Presque un mois et demi s'est écoulé depuis l'appel de ma mère, et je suis toujours incapable de me décider à aller le voir, lui passer un coup de fil, et j'ai l'impression d'attendre que le temps, ou le destin, fasse le choix pour moi.

Depuis la promesse d'Olivier, la vie a repris son cours, tout est à nouveau normal entre nous. On bavarde, on s'embrasse, on rit, on fait l'amour, comme avant. En apparence, rien n'a changé. Pourtant, je sens comme un poids dans ma poitrine, sans pouvoir en déterminer la cause. Je ne sais pas si c'est de l'amertume, de la culpabilité, ou l'épée de Damoclès au-dessus de la tête de Marc. Parfois, je me demande si Olivier le ressent aussi, s'il est aussi bon comédien que moi. Ne pas pouvoir partager ça avec lui me rend malheureuse, et quelque part, je lui en veux, de faillir pour la première fois dans son rôle d'époux parfait. C'est de sa faute si je suis obligée de chercher du réconfort ailleurs.

Je n'ai trouvé que cela pour noyer ma culpabilité.

Simon et moi avons prévu de nous retrouver tôt, pour profiter de la soirée. Il m'a manqué lors de ces quatre dernières semaines. Plusieurs fois, j'ai eu envie de lui envoyer un message, de prendre de ses nouvelles, lui raconter des anecdotes, comme si nous étions amis. Mais je m'en suis empêchée, à cause de l'impression persistante que ce serait ce pas là qui ferait tout basculer, qui marquerait vraiment le début de mon infidélité.

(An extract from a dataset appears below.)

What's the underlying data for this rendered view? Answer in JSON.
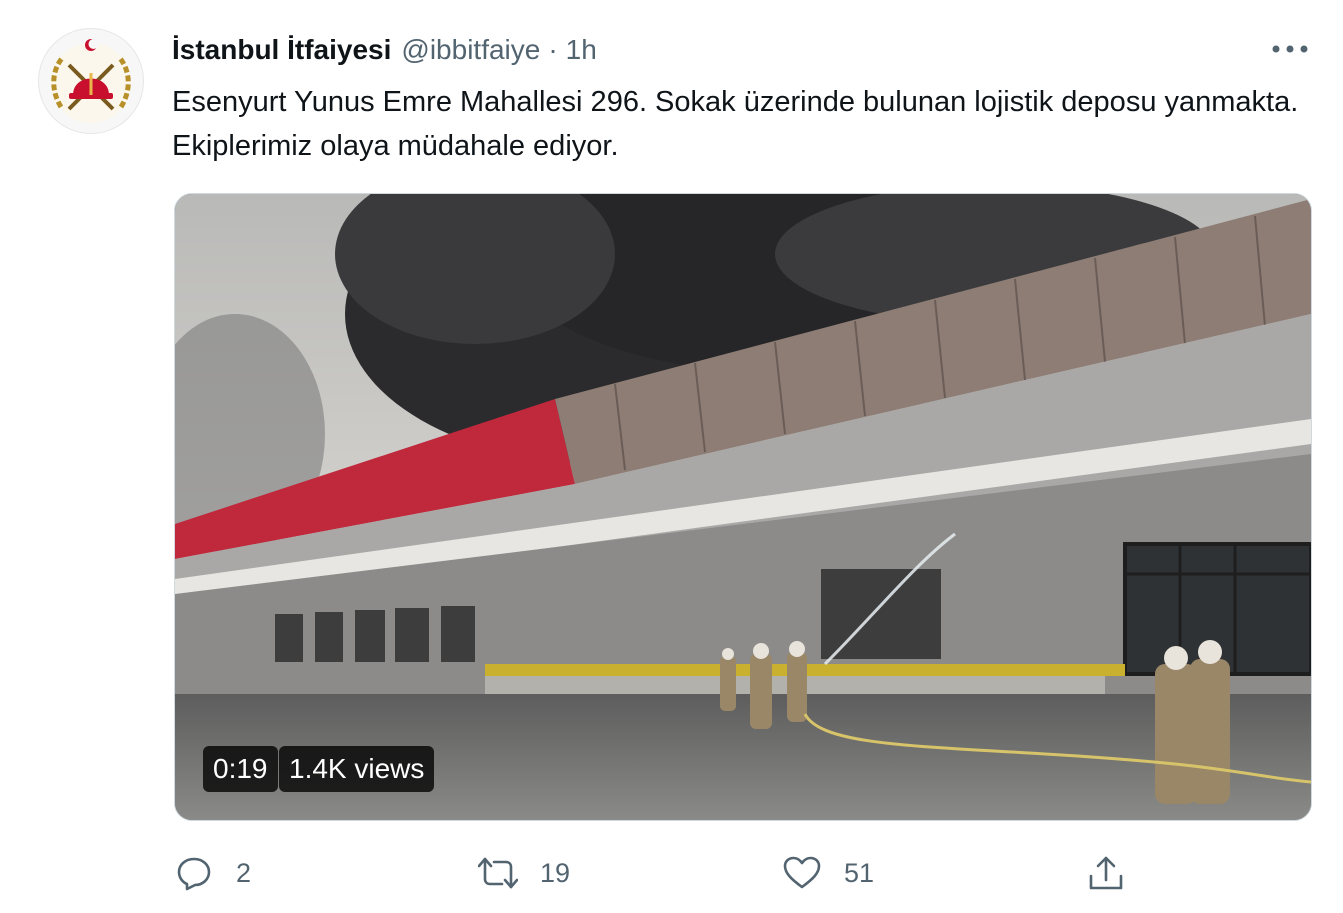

Il m'attend un peu plus loin dans la rue, devant le restaurant italien que j'ai choisi pour dîner. Malgré son âge et les années, il est habillé presque comme un adolescent, un jean clair, un tee-shirt blanc, une veste en cuir. Son petit côté rock qu'il a gardé, tellement à l'opposé de la classe tranquille de l'homme que j'ai épousé.

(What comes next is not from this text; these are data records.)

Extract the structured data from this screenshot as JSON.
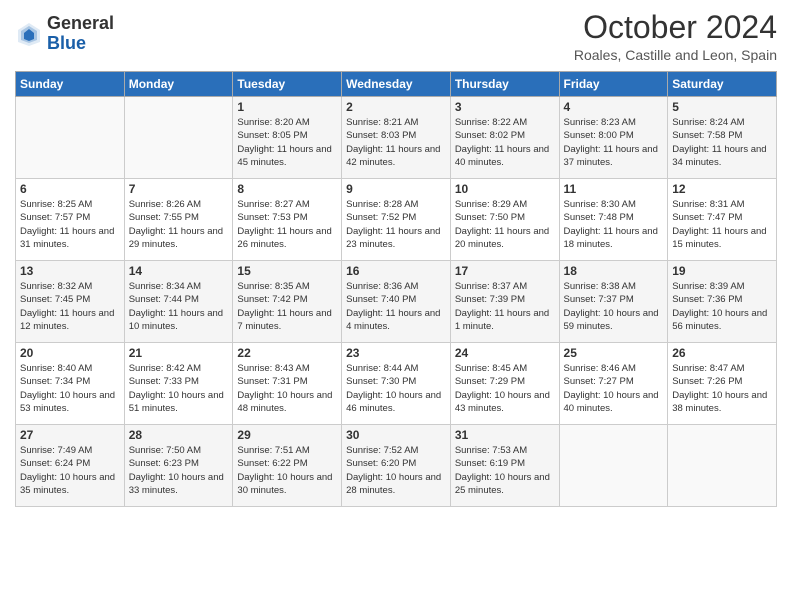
{
  "logo": {
    "general": "General",
    "blue": "Blue"
  },
  "title": "October 2024",
  "location": "Roales, Castille and Leon, Spain",
  "days_of_week": [
    "Sunday",
    "Monday",
    "Tuesday",
    "Wednesday",
    "Thursday",
    "Friday",
    "Saturday"
  ],
  "weeks": [
    [
      {
        "day": "",
        "info": ""
      },
      {
        "day": "",
        "info": ""
      },
      {
        "day": "1",
        "sunrise": "Sunrise: 8:20 AM",
        "sunset": "Sunset: 8:05 PM",
        "daylight": "Daylight: 11 hours and 45 minutes."
      },
      {
        "day": "2",
        "sunrise": "Sunrise: 8:21 AM",
        "sunset": "Sunset: 8:03 PM",
        "daylight": "Daylight: 11 hours and 42 minutes."
      },
      {
        "day": "3",
        "sunrise": "Sunrise: 8:22 AM",
        "sunset": "Sunset: 8:02 PM",
        "daylight": "Daylight: 11 hours and 40 minutes."
      },
      {
        "day": "4",
        "sunrise": "Sunrise: 8:23 AM",
        "sunset": "Sunset: 8:00 PM",
        "daylight": "Daylight: 11 hours and 37 minutes."
      },
      {
        "day": "5",
        "sunrise": "Sunrise: 8:24 AM",
        "sunset": "Sunset: 7:58 PM",
        "daylight": "Daylight: 11 hours and 34 minutes."
      }
    ],
    [
      {
        "day": "6",
        "sunrise": "Sunrise: 8:25 AM",
        "sunset": "Sunset: 7:57 PM",
        "daylight": "Daylight: 11 hours and 31 minutes."
      },
      {
        "day": "7",
        "sunrise": "Sunrise: 8:26 AM",
        "sunset": "Sunset: 7:55 PM",
        "daylight": "Daylight: 11 hours and 29 minutes."
      },
      {
        "day": "8",
        "sunrise": "Sunrise: 8:27 AM",
        "sunset": "Sunset: 7:53 PM",
        "daylight": "Daylight: 11 hours and 26 minutes."
      },
      {
        "day": "9",
        "sunrise": "Sunrise: 8:28 AM",
        "sunset": "Sunset: 7:52 PM",
        "daylight": "Daylight: 11 hours and 23 minutes."
      },
      {
        "day": "10",
        "sunrise": "Sunrise: 8:29 AM",
        "sunset": "Sunset: 7:50 PM",
        "daylight": "Daylight: 11 hours and 20 minutes."
      },
      {
        "day": "11",
        "sunrise": "Sunrise: 8:30 AM",
        "sunset": "Sunset: 7:48 PM",
        "daylight": "Daylight: 11 hours and 18 minutes."
      },
      {
        "day": "12",
        "sunrise": "Sunrise: 8:31 AM",
        "sunset": "Sunset: 7:47 PM",
        "daylight": "Daylight: 11 hours and 15 minutes."
      }
    ],
    [
      {
        "day": "13",
        "sunrise": "Sunrise: 8:32 AM",
        "sunset": "Sunset: 7:45 PM",
        "daylight": "Daylight: 11 hours and 12 minutes."
      },
      {
        "day": "14",
        "sunrise": "Sunrise: 8:34 AM",
        "sunset": "Sunset: 7:44 PM",
        "daylight": "Daylight: 11 hours and 10 minutes."
      },
      {
        "day": "15",
        "sunrise": "Sunrise: 8:35 AM",
        "sunset": "Sunset: 7:42 PM",
        "daylight": "Daylight: 11 hours and 7 minutes."
      },
      {
        "day": "16",
        "sunrise": "Sunrise: 8:36 AM",
        "sunset": "Sunset: 7:40 PM",
        "daylight": "Daylight: 11 hours and 4 minutes."
      },
      {
        "day": "17",
        "sunrise": "Sunrise: 8:37 AM",
        "sunset": "Sunset: 7:39 PM",
        "daylight": "Daylight: 11 hours and 1 minute."
      },
      {
        "day": "18",
        "sunrise": "Sunrise: 8:38 AM",
        "sunset": "Sunset: 7:37 PM",
        "daylight": "Daylight: 10 hours and 59 minutes."
      },
      {
        "day": "19",
        "sunrise": "Sunrise: 8:39 AM",
        "sunset": "Sunset: 7:36 PM",
        "daylight": "Daylight: 10 hours and 56 minutes."
      }
    ],
    [
      {
        "day": "20",
        "sunrise": "Sunrise: 8:40 AM",
        "sunset": "Sunset: 7:34 PM",
        "daylight": "Daylight: 10 hours and 53 minutes."
      },
      {
        "day": "21",
        "sunrise": "Sunrise: 8:42 AM",
        "sunset": "Sunset: 7:33 PM",
        "daylight": "Daylight: 10 hours and 51 minutes."
      },
      {
        "day": "22",
        "sunrise": "Sunrise: 8:43 AM",
        "sunset": "Sunset: 7:31 PM",
        "daylight": "Daylight: 10 hours and 48 minutes."
      },
      {
        "day": "23",
        "sunrise": "Sunrise: 8:44 AM",
        "sunset": "Sunset: 7:30 PM",
        "daylight": "Daylight: 10 hours and 46 minutes."
      },
      {
        "day": "24",
        "sunrise": "Sunrise: 8:45 AM",
        "sunset": "Sunset: 7:29 PM",
        "daylight": "Daylight: 10 hours and 43 minutes."
      },
      {
        "day": "25",
        "sunrise": "Sunrise: 8:46 AM",
        "sunset": "Sunset: 7:27 PM",
        "daylight": "Daylight: 10 hours and 40 minutes."
      },
      {
        "day": "26",
        "sunrise": "Sunrise: 8:47 AM",
        "sunset": "Sunset: 7:26 PM",
        "daylight": "Daylight: 10 hours and 38 minutes."
      }
    ],
    [
      {
        "day": "27",
        "sunrise": "Sunrise: 7:49 AM",
        "sunset": "Sunset: 6:24 PM",
        "daylight": "Daylight: 10 hours and 35 minutes."
      },
      {
        "day": "28",
        "sunrise": "Sunrise: 7:50 AM",
        "sunset": "Sunset: 6:23 PM",
        "daylight": "Daylight: 10 hours and 33 minutes."
      },
      {
        "day": "29",
        "sunrise": "Sunrise: 7:51 AM",
        "sunset": "Sunset: 6:22 PM",
        "daylight": "Daylight: 10 hours and 30 minutes."
      },
      {
        "day": "30",
        "sunrise": "Sunrise: 7:52 AM",
        "sunset": "Sunset: 6:20 PM",
        "daylight": "Daylight: 10 hours and 28 minutes."
      },
      {
        "day": "31",
        "sunrise": "Sunrise: 7:53 AM",
        "sunset": "Sunset: 6:19 PM",
        "daylight": "Daylight: 10 hours and 25 minutes."
      },
      {
        "day": "",
        "info": ""
      },
      {
        "day": "",
        "info": ""
      }
    ]
  ]
}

Il sourit en me voyant, son sourire qui plisse ses yeux, et m'embrasse sur les joues quand je m'approche, avant de me serrer contre lui. C'est inattendu, presque étourdissant, et, la surprise passée, je me laisse aller en passant moi aussi mes mains dans son dos.

— Pardon, Juliette... c'est juste que j'en avais envie depuis qu'on s'est revus. Je suis tellement content, tu sais, même si c'est un peu étrange, ces circonstances, de devoir se cacher... mais je suis heureux.

— Moi aussi, je suis heureuse, même si je t'avoue que c'est un peu compliqué pour moi à gérer.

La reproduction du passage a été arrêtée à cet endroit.